The Influenza A (H3N2) strain is causing more people to become severely ill and more people to be hospitalized this season, local health officials and the U.S. Centers for Disease Control (CDC) said.
The more severe illness is typical with H3N2 viruses, and officials are predicting a "moderately severe" flu season, according to the CDC. But one concern is that the season has started earlier than usual. The flu season typically begins in February, but it started in early January in many states this year, according to the CDC.
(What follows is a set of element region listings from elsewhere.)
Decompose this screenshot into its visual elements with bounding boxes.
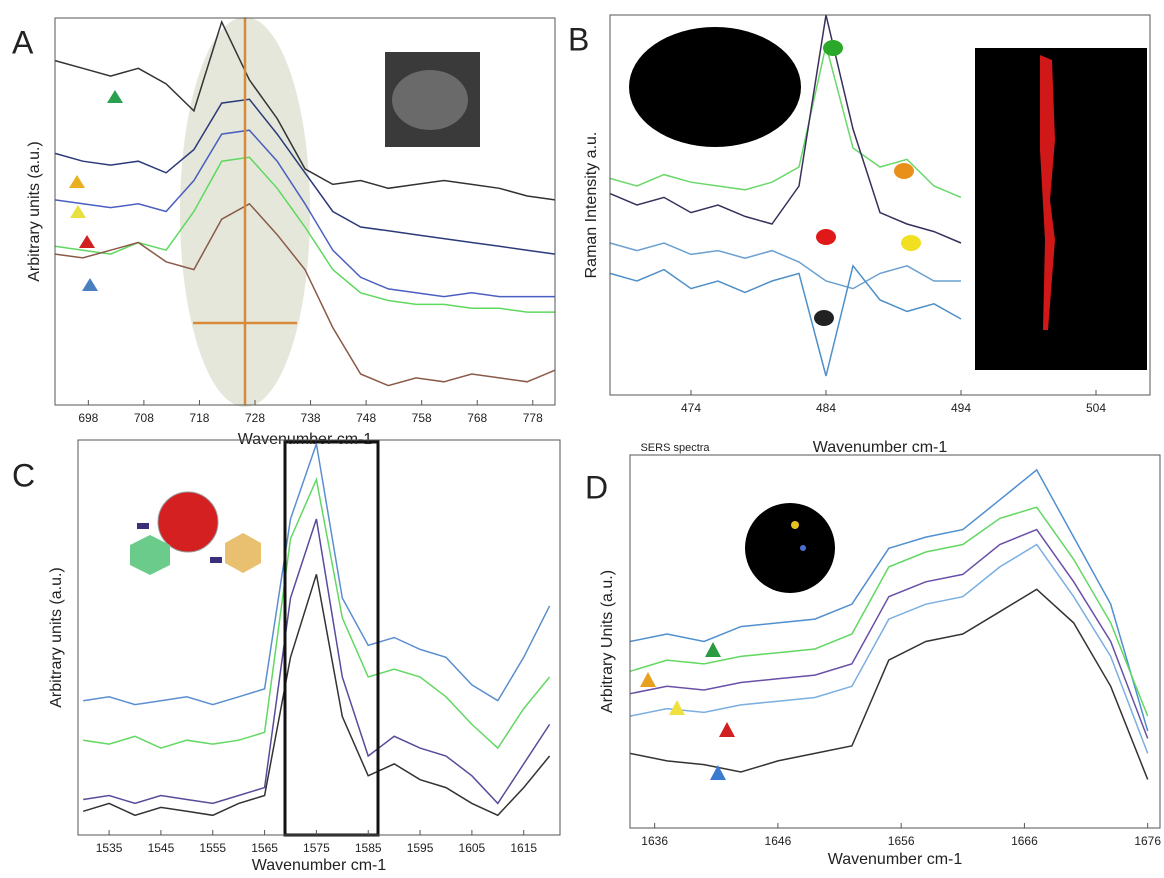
axes: 698 708 718 728 738 748 758 768 778 A Wavenumber c… [12,14,1161,874]
spectrum-line [54,98,556,255]
x-tick-label: 1605 [459,841,486,855]
x-tick-label: 748 [356,411,376,425]
x-tick-label: 1646 [765,834,792,848]
x-tick-label: 1575 [303,841,330,855]
spectrum-line [83,476,551,750]
spectrum-line [629,506,1149,717]
x-tick-label: 738 [301,411,321,425]
x-axis-label: Wavenumber cm-1 [828,851,963,868]
spectrum-line [54,19,556,201]
x-tick-label: 504 [1086,401,1106,415]
spectrum-line [629,468,1149,732]
x-tick-label: 758 [412,411,432,425]
spectrum-line [54,129,555,298]
x-tick-label: 494 [951,401,971,415]
x-tick-label: 474 [681,401,701,415]
x-tick-label: 1545 [148,841,175,855]
x-tick-label: 484 [816,401,836,415]
x-tick-label: 1565 [251,841,278,855]
x-tick-label: 1585 [355,841,382,855]
spectrum-line [609,45,962,199]
plot-frame [54,17,556,406]
x-tick-label: 1656 [888,834,915,848]
x-tick-label: 1595 [407,841,434,855]
spectrum-line [83,518,551,805]
plot-frame [609,14,1151,396]
x-tick-label: 778 [523,411,543,425]
x-tick-label: 1676 [1134,834,1161,848]
spectrum-line [83,443,551,706]
x-tick-label: 708 [134,411,154,425]
x-tick-label: 1555 [199,841,226,855]
x-tick-label: 1535 [96,841,123,855]
x-axis-label: Wavenumber cm-1 [813,439,948,456]
panel-label: C [12,457,35,493]
x-tick-label: 768 [467,411,487,425]
spectrum-line [54,202,556,387]
y-axis-label: Arbitrary units (a.u.) [26,141,43,281]
spectrum-line [609,242,961,290]
spectrum-line [609,264,962,377]
x-tick-label: 1666 [1011,834,1038,848]
spectrum-line [629,588,1149,780]
x-tick-label: 728 [245,411,265,425]
spectra [54,14,1149,817]
panel-label: B [568,21,589,57]
y-axis-label: Arbitrary units (a.u.) [48,567,65,707]
x-tick-label: 718 [189,411,209,425]
y-axis-label: Arbitrary Units (a.u.) [599,570,616,713]
y-axis-label: Raman Intensity a.u. [583,132,600,279]
x-axis-label: Wavenumber cm-1 [252,857,387,874]
spectrum-line [82,574,551,817]
x-tick-label: 1615 [510,841,537,855]
plot-frame [629,454,1161,829]
annotation: SERS spectra [640,442,710,454]
panel-label: A [12,24,34,60]
spectrum-line [629,543,1149,754]
spectrum-line [629,528,1149,739]
plot-frame [77,439,561,836]
spectrum-line [609,14,962,244]
x-tick-label: 1636 [641,834,668,848]
panel-label: D [585,469,608,505]
x-tick-label: 698 [78,411,98,425]
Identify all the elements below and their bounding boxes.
As of mid-January, 18 children have died due to complications from the illness. And the percentage of people nationwide seeing a doctor for flu-like illness is more than double last season's peak of 2.2 percent. In the past four weeks, the percentage has jumped sharply from 2.8 to 5.6 percent, according to the CDC, which tracks the flu's progression nationwide.
Although 29 states have reported high levels of influenza-like illness, with another nine states reporting moderate levels, California has not yet seen many cases, according to Santa Clara County officials.
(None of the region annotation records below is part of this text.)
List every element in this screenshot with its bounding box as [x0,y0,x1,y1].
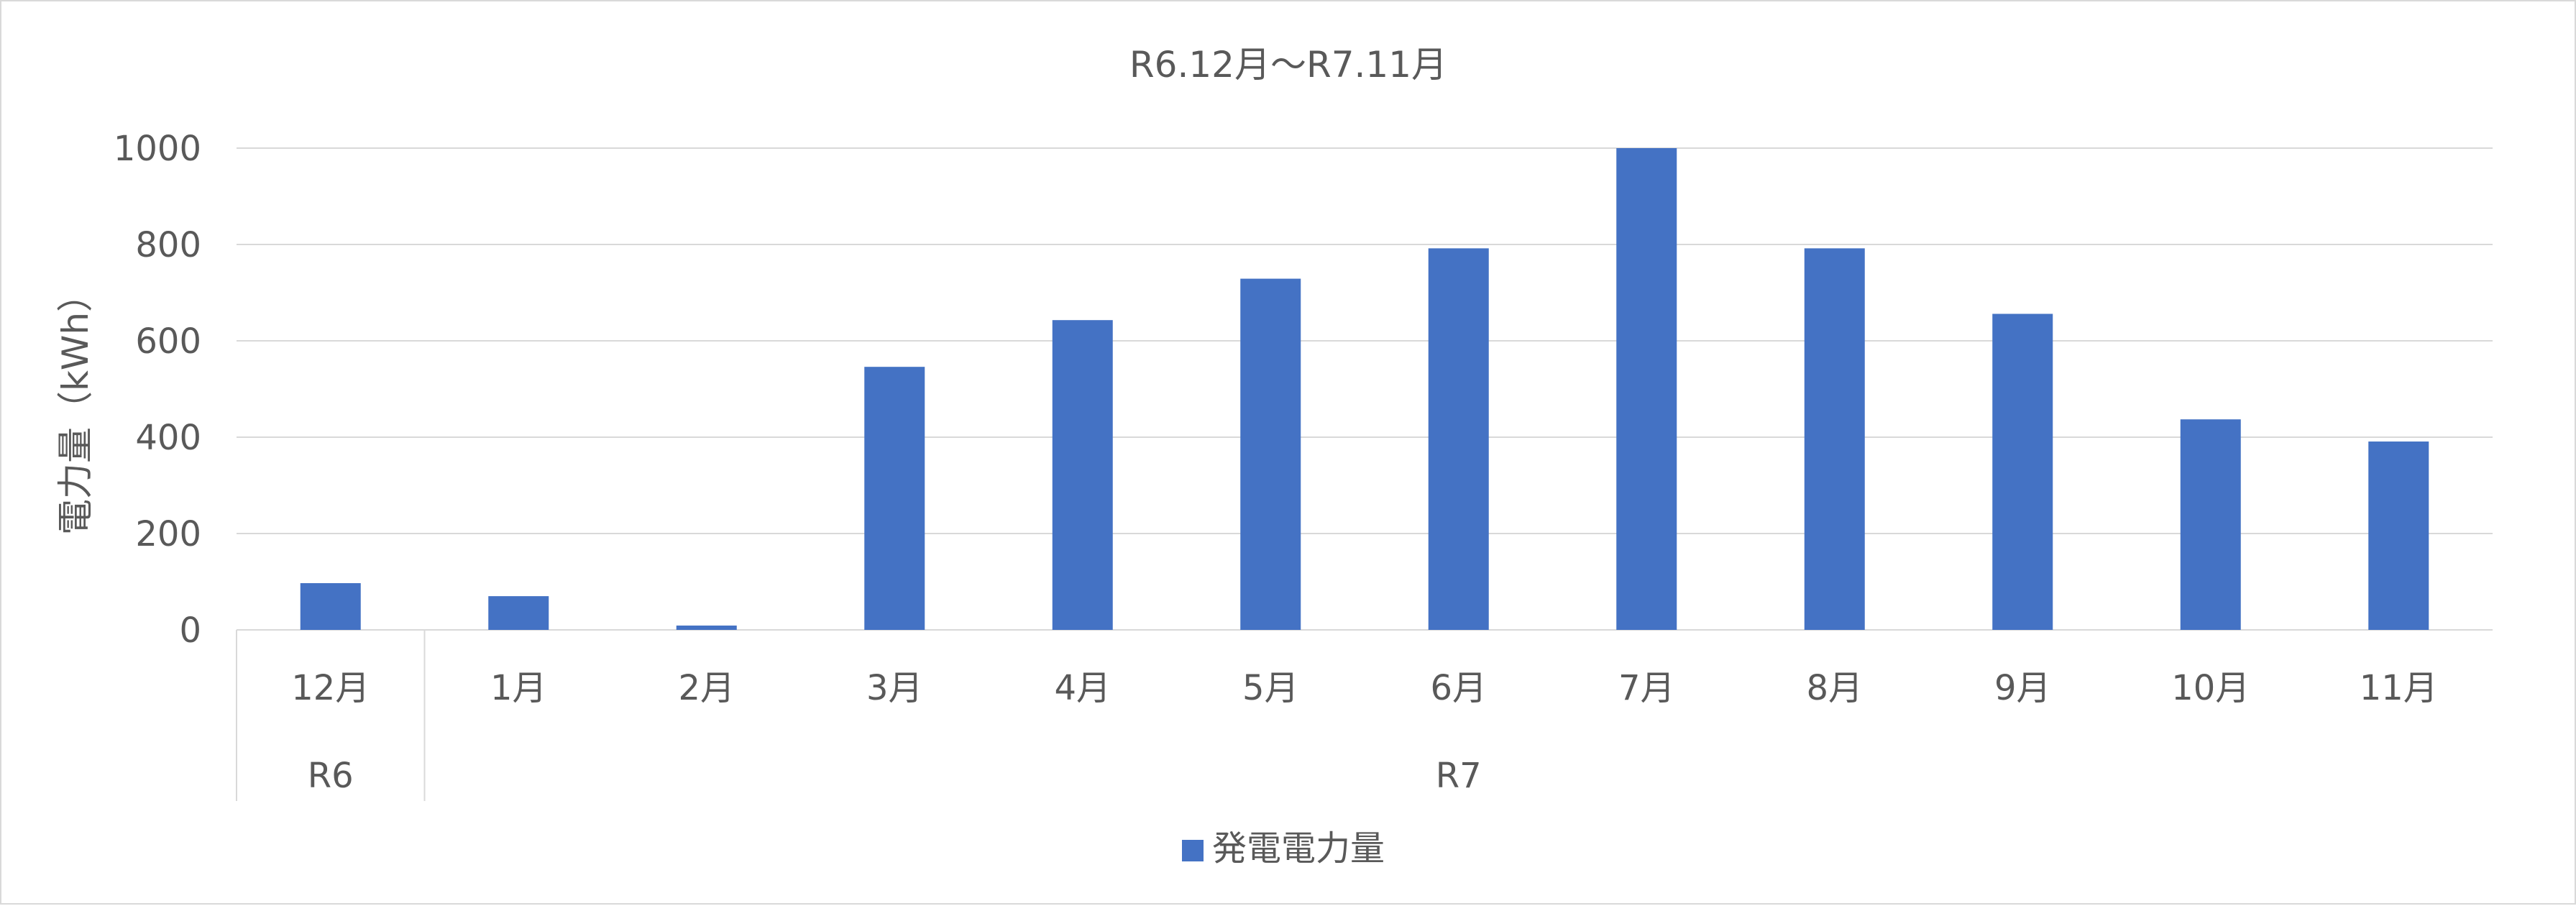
legend: 発電電力量 [1182,828,1385,869]
y-tick-label: 600 [135,321,201,362]
bar [676,625,737,630]
legend-swatch [1182,840,1204,861]
x-tick-label: 9月 [1994,668,2051,708]
bar [488,596,549,630]
x-axis: 12月 1月 2月 3月 4月 5月 6月 7月 8月 9月 10月 11月 R6 R7 [236,630,2438,801]
bar [1240,278,1301,630]
bar [300,583,361,630]
bar [864,367,925,630]
x-tick-label: 12月 [291,668,370,708]
x-tick-label: 7月 [1618,668,1675,708]
bar [2368,441,2429,630]
bar [1052,320,1113,630]
x-tick-label: 8月 [1806,668,1863,708]
bar [2180,419,2241,630]
y-tick-label: 1000 [114,129,201,169]
bar [1428,248,1489,630]
x-tick-label: 3月 [866,668,923,708]
x-tick-label: 2月 [678,668,735,708]
x-tick-label: 10月 [2171,668,2250,708]
x-tick-label: 1月 [490,668,547,708]
x-tick-label: 11月 [2360,668,2438,708]
y-axis-label: 電力量（kWh） [55,276,96,535]
bar [1804,248,1865,630]
y-tick-label: 400 [135,418,201,458]
y-tick-labels: 0 200 400 600 800 1000 [114,129,201,651]
x-tick-label: 5月 [1242,668,1299,708]
x-tick-label: 6月 [1430,668,1487,708]
chart-title: R6.12月～R7.11月 [1129,44,1447,86]
y-tick-label: 200 [135,514,201,554]
x-tick-label: 4月 [1054,668,1111,708]
gridlines [237,147,2493,631]
bar-series [300,148,2429,630]
y-tick-label: 800 [135,225,201,265]
y-tick-label: 0 [179,610,201,651]
bar [1992,314,2053,630]
x-group-label: R7 [1436,756,1482,796]
x-group-label: R6 [308,756,354,796]
legend-label: 発電電力量 [1212,828,1385,869]
bar [1616,148,1677,630]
Dr. Cornelia Dekker, medical director of the Stanford-Lucile Packard Children's Hospital Vaccine Program, said last week only 15 confirmed cases of influenza have been reported by the Stanford lab, which tests suspected cases coming into Stanford's main hospital, clinics, emergency room and children's hospital.
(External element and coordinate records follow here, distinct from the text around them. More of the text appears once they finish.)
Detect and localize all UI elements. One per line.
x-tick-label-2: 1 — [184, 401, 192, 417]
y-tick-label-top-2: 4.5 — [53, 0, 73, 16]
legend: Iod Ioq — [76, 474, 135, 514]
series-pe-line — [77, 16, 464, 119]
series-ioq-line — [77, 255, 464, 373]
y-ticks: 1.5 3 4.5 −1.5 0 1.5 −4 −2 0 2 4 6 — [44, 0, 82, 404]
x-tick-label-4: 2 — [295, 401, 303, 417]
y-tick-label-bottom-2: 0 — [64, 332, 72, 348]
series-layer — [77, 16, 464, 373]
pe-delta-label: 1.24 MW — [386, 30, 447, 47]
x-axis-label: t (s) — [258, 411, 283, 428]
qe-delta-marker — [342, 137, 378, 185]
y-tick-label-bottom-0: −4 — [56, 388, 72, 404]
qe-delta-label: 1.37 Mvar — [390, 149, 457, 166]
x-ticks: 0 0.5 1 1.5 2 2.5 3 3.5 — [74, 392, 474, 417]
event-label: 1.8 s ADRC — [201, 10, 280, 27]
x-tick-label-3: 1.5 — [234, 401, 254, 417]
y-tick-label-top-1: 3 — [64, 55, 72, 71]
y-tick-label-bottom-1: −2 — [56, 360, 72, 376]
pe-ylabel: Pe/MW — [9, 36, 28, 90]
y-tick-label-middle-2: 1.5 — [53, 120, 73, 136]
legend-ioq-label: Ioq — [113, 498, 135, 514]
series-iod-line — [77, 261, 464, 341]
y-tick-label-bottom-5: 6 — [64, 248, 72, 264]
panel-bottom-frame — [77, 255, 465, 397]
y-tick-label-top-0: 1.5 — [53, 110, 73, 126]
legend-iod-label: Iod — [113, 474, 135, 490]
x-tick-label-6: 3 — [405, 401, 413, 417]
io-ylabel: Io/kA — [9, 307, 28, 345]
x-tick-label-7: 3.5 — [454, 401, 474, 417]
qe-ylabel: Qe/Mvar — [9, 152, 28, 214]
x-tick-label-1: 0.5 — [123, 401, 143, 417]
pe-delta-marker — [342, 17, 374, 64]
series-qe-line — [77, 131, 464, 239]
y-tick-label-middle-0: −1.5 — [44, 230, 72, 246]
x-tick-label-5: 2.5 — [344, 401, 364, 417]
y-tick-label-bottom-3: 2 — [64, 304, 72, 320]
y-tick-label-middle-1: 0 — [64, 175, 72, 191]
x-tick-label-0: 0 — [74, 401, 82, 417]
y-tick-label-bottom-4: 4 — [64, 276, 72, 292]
"We're nowhere near what the other states are experiencing, but I'm sure our time is coming," she said.
Dr. Joe Bresee of the CDC's Influenza Division said in a statement that the number of hospitalizations is also high for this time of year.
"While we can't say for certain how severe this season will be, we can say that a lot of people are getting sick with influenza. ... Anyone who has not already been vaccinated should do so now," he said.
Dekker said that flu sets its own pace, and although it does tend to go from east to west, no one can really predict which states will be hardest hit.
"Strains also mutate over time, so we're always dealing with a new set of characters," she said.
This year's flu started with Influenza B infections, but now the predominant strain is the Influenza A (H3N2), she said. The old pandemic H1N1 strain from 2009 is going around this year, but is occurring relatively infrequently, she said.
Dekker said there is still time to get a flu shot. It takes about two weeks to build up antibodies for protection. Three strains of influenza are in the vaccine, which uses only dead viruses. "Fortunately, the vaccine choice was a good match for what we're seeing right now," she said.
Only about 50 percent of children and adults were immunized last year, she said. The more people who are vaccinated, the smaller the potential pool of infected people who can spread the germ, she said.
People who are concerned about vaccines containing preservative can obtain preservative-free flu shots, and now new microneedles are available for people ages 18 to 64 who fear injections, she said.
Another new influenza vaccine that has four times as much antigen is available for seniors to give them added protection. The alternatives are available through many pharmacies and doctors, she said.